Blood pH and Mortality Risk

The severity of acidosis directly correlates with the risk of death. A blood pH of 7.22 or below is an independent predictor of hospital mortality, roughly doubling the odds of death (with an odds ratio of 2.40 in one retrospective study of critically ill patients). Normal blood pH sits between 7.35 and 7.45, so a reading of 7.22 represents a substantial shift toward dangerously acidic conditions.

This pH threshold also influences treatment decisions. The Surviving Sepsis Campaign guidelines generally recommend against using sodium bicarbonate (a direct acid-neutralizing agent) to treat sepsis-related acidosis under most circumstances. The exception: when a patient has severe acidosis with a pH of 7.2 or below combined with significant acute kidney injury, bicarbonate therapy is suggested. In other words, the treatment priority in sepsis is fixing the root cause, restoring blood flow and treating the infection, rather than chemically neutralizing the acid.

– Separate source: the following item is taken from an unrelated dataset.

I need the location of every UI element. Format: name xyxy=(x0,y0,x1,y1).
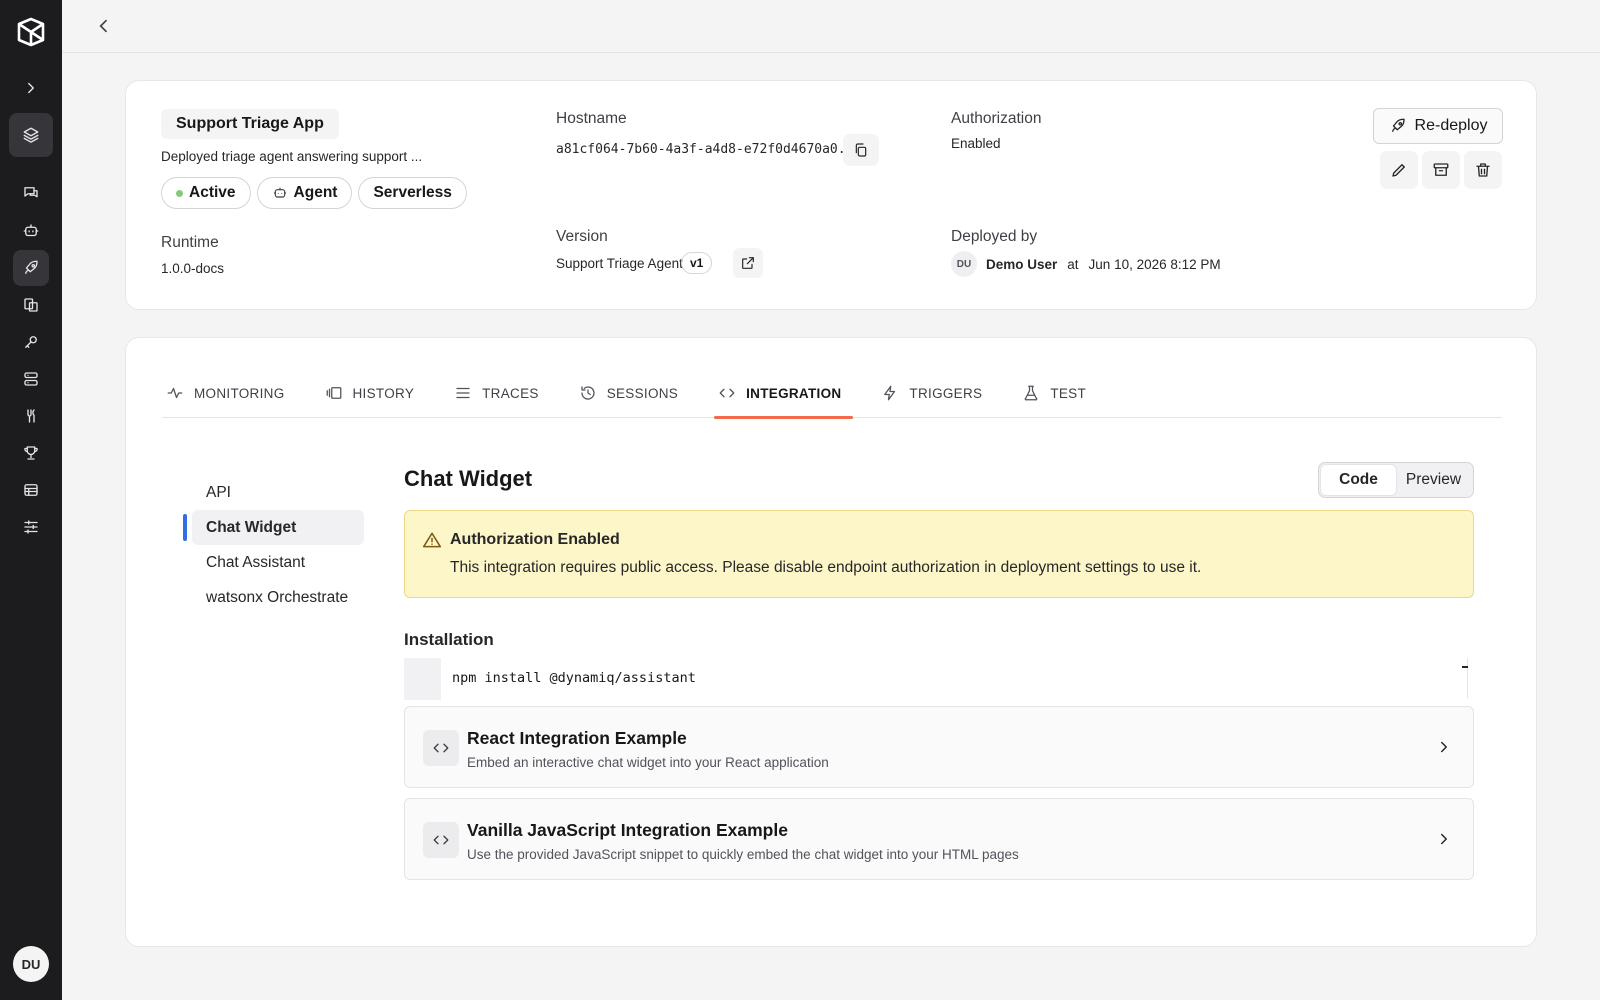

Types of Lactic Acidosis in Sepsis

Not all elevated lactate in sepsis comes from the same mechanism. Type A lactic acidosis results from inadequate oxygen delivery to tissues, the classic scenario in septic shock when blood pressure crashes and organs are starved of oxygen. Type B lactic acidosis occurs without obvious tissue oxygen deprivation. In sepsis, Type B can result from the liver’s inability to clear lactate (since the liver normally metabolizes about half the body’s daily lactate production of roughly 1,500 mmol), from medications used during treatment, or from the metabolic stress of the infection itself accelerating sugar breakdown in cells.

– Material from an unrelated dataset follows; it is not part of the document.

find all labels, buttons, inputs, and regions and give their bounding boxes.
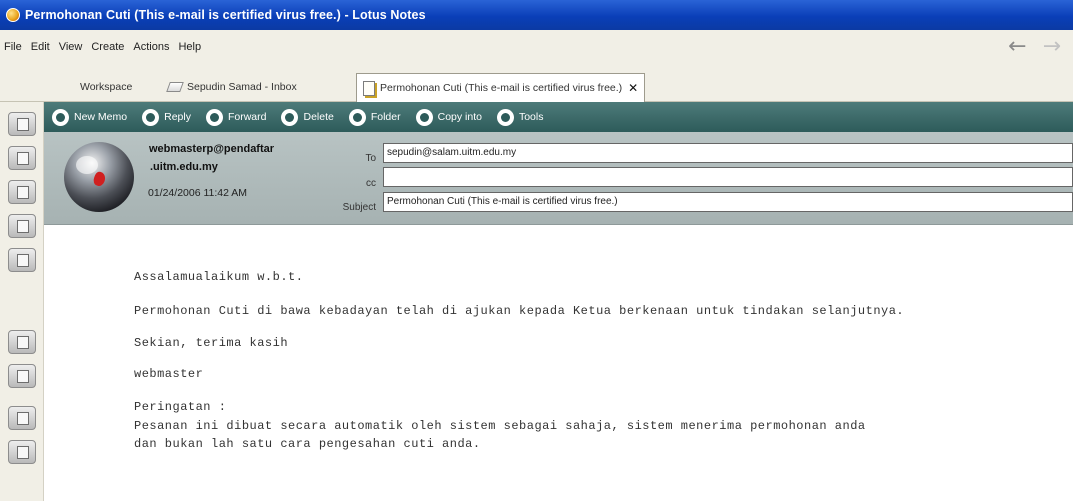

Both types often coexist in the same patient at different stages of illness, which is part of what makes managing sepsis-related acidosis so complex. Clinicians can differentiate between them using the ratio of lactate to pyruvate in the blood. In oxygen-starved tissues, this ratio rises sharply. When lactate is elevated without true oxygen deprivation, the ratio stays below 10. The distinction matters because Type A demands aggressive restoration of blood flow, while Type B may require addressing liver function or removing offending medications.